Sunday, April 20, 2008

Heath Ledger Committed Suicide

Sad, but true.

Heath took on the role of The Joker against the advice of Jack Nicholson who said the role would make him crazy.

It did...like, literally. The reason why the maid didn't call the police right away when she found Heath, was because she had to contact the family first that he left a note and killed himself.

The family didn't want him to be labeled a psycho, so they took half the money they got from his will, and paid off the people in power to convince everyone it was an accidental death.

They convinced everyone except me and now you, dear readers.

HEATH LEDGERS DEATH: CASE CLOSED

Bill and Hillary Clinton Are No More...

And they haven't been for almost a decade.

Have you noticed how Bill has said things this campaign and then Hillary refutes it with another statement. Or how Hillary will say something and then Bill refutes it with another statement?

You notice how they never seem to be seen together, and when they are they seem a little distant?

Remember how Bill was making excuses for Hillary when she mis-spoke about Bosnia saying it was 11 at night, she was tired and had been working a week straight when in all reality it was 9am and she had just come off of a day off?

What's with the distance and miscommunication?

Easy...they're divorced. They don't live together anymore.
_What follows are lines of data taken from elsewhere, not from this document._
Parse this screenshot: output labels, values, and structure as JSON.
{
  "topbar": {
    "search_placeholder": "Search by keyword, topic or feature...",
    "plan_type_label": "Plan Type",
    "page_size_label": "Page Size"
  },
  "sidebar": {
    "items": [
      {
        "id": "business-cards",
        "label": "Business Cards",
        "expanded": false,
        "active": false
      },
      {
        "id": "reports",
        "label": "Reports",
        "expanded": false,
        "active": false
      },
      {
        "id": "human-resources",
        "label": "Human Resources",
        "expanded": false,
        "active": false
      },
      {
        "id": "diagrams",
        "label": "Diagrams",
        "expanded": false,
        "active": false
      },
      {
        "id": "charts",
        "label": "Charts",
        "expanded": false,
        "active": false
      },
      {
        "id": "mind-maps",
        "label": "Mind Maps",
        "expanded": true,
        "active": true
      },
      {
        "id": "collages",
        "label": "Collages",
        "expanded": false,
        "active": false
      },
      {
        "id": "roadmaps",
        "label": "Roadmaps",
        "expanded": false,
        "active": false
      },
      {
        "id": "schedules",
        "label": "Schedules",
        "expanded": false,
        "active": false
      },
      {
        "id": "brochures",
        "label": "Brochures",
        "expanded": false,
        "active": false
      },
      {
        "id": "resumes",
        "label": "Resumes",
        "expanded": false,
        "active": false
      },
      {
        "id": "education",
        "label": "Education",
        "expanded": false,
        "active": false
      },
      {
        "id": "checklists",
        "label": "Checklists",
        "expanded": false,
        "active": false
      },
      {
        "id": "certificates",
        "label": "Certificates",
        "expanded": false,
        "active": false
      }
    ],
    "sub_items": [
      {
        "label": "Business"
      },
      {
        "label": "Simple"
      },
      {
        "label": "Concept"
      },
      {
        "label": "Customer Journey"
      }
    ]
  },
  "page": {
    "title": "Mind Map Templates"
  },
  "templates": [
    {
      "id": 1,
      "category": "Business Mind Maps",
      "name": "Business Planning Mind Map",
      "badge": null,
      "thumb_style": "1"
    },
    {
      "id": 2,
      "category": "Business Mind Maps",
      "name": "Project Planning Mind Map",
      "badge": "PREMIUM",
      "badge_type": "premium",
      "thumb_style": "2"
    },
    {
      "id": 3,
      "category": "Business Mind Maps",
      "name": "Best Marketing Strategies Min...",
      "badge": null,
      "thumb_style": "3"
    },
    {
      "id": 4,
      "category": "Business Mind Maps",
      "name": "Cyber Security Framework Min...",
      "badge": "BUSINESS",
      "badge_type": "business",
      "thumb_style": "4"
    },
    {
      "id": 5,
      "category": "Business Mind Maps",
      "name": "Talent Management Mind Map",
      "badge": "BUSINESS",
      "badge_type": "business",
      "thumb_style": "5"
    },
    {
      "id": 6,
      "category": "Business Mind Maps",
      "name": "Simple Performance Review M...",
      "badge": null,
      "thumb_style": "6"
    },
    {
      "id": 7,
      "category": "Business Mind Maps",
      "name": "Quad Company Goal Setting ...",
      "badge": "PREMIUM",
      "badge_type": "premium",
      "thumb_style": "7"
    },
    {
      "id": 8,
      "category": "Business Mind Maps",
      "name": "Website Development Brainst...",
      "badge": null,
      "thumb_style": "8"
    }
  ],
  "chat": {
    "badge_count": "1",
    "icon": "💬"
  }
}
Bill and Hillary couldn't make it work after the Lewinsky episode, so they covertly divorced. They both needed each other for different reasons, so they haven't told anyone they're divorced.

Sort of a "You scratch my back, I'll scratch yours" as they use each other's "marriage" for political purposes.

BILL & HILLARY CLINTON: CASE CLOSED

Thursday, April 17, 2008

Jay-Z and Beyonce Marriage is a Sham

"Jay-Z is so ugly...how did he get a girl as fine as Beyonce?"
"Jay-Z has been accused of murder...Beyonce is from a girl pop/R&B group...what would she see in him?"
"Why did Destiny's Child break up?"

Questions that have had scholars scratching their heads. Only I have the answer.

Jay-Z and Beyonce are both gay and their relationship is in place so as to make sure that their careers don't go in the tank because both, Jay-Z especially, would take hits to their career.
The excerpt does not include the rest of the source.